I wouldn’t know anything about Lee Israel’s curious life of crime, nor her book about it, had it not been for the movie trailers I’ve seen for the film of the same name, starring comic actor Melissa McCarthy in what has been touted as her first serious role. I haven’t seen the film yet, but I just gobbled up Israel’s book, Can you ever Forgive Me: Memoirs of a Literary Forger.
In a recent blog post about Levon Helm’s memoir, This Wheel’s on Fire, I noted I rarely read autobiographies or biographies. On considering this, I realize this year that is not at all true – this year I’ve actually read 4 of them – this one, Tommy James’ book, Me the Mob and the Music, The Mayor of MacDougal Street, about Dave Van Ronk, and Levon Helm’s book – more of this kind of book than I’ve read in the past 3 or 4 decades.
I enjoyed this book. First of all, it’s beautifully brief. Lee Israel chose not to bore us with chapters about her childhood, her parents and on and on. Instead, she cuts right to the chase. She was a successful author (a biographer) from the get go and when the bottom fell out, she found herself broke and ill-adapted for the work-a-day world. Through it all she liked her booze. As well, she alludes many times in the book to her precarious mental state.

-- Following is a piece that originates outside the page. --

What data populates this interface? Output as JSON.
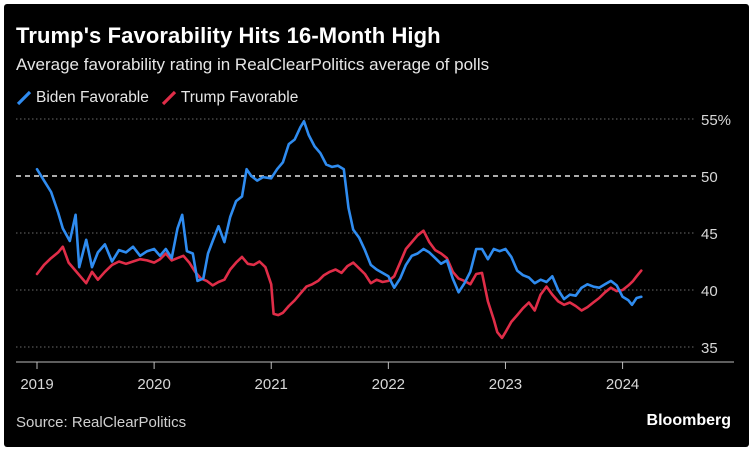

The book focuses on Lee Israel’s literary crime spree. Her first idea was to create letters by famous people like Dorothy Parker and Edna Ferber and Noel Coward and sell them. She went as far as to have stationery printed up, and even built up a collection of old typewriters she used to create the letters. She did her research and put herself into the minds of her subjects, creating fictitious letters based on real, detailed biographical information. Later she escalated her crimes by making reproductions of existing letters, and switching up the forgeries with the real ones, then selling the real ones.
Lee Israel did not express much remorse about her criminal activities. She writes that she considers her forgeries to be her best work. I think she delighted in penning the fake letters. The second part of her crime spree I think was driven by desperation. She writes, “The remorse here is personal. I betrayed some people whom I had grown to like. With whom I’d made jokes and broke bread. And in doing so I joined, to my dismay, the great global souk, a marketplace of bad company and bad faith.”
The dealers in autographs and memorabilia don’t come out of this book very well. Here’s Lee Israel’s comment about the dealer who first called the FBI. “I wasn’t surprised; he was one of the few in his field who I suspected knew that provenance was not the capital of Rhode Island.”
Can you ever Forgive me is a highly readable real-life tragicomedy. 27th Street recommended.